The rise of browser-use agents: Why Convergence’s Proxy is beating OpenAI’s Operator

MT HANNACH
12 Min Read
Disclosure: This website may contain affiliate links, which means I may earn a commission if you click on the link and make a purchase. I only recommend products or services that I personally use and believe will add value to my readers. Your support is appreciated!

Join our daily and weekly newsletters for the latest updates and the exclusive content on AI coverage. Learn more


A new wave of agents for the use of browser fueled in AI emerges, promises to transform the way companies interact with the web. These agents can navigate independently for websites, recover information and even carry out transactions – but early tests reveal important gaps between promise and performance.
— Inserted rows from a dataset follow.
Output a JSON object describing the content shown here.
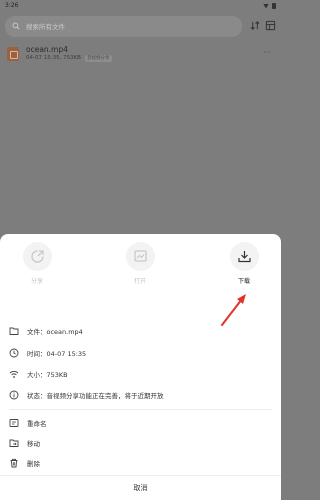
{
  "status_bar": {
    "time": "3:26"
  },
  "search": {
    "placeholder": "搜索所有文件"
  },
  "file": {
    "name": "ocean.mp4",
    "meta": "04-07 15:35, 753KB",
    "tag": "音视频分享"
  },
  "sheet": {
    "actions": [
      {
        "label": "分享",
        "icon": "share-icon",
        "enabled": false
      },
      {
        "label": "打开",
        "icon": "open-icon",
        "enabled": false
      },
      {
        "label": "下载",
        "icon": "download-icon",
        "enabled": true
      }
    ],
    "info": {
      "filename_label": "文件：",
      "filename_value": "ocean.mp4",
      "time_label": "时间：",
      "time_value": "04-07 15:35",
      "size_label": "大小：",
      "size_value": "753KB",
      "status_label": "状态：",
      "status_value": "音视频分享功能正在完善，将于近期开放"
    },
    "menu": [
      {
        "label": "重命名",
        "icon": "rename-icon"
      },
      {
        "label": "移动",
        "icon": "move-icon"
      },
      {
        "label": "删除",
        "icon": "delete-icon"
      }
    ],
    "cancel": "取消"
  },
  "annotation": {
    "arrow_color": "#e0332d"
  }
}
Although the examples of consumers offered by the new OpenAi user operator, such as commanding pizza or the purchase of play tickets, have made the headlines, the question is where there is the main developer and the use of the company. “What we don’t know is what will be the Killer application,” said Sam Witteveen, co-founder of Red Dragon, a company that develops AI agent applications. “I guess it will be things that take time on the web that you don’t really like.” This includes things like going to the web and looking for the cheapest price of a product or reserving the best hotel accommodation. More likely it will be used in combination with others Tools like in -depth researchwhere companies can then do even more sophisticated research more Execution of tasks around the web.

Companies must carefully assess the rapid development landscape, because established players and startups adopt different approaches to resolve the autonomous navigation challenge.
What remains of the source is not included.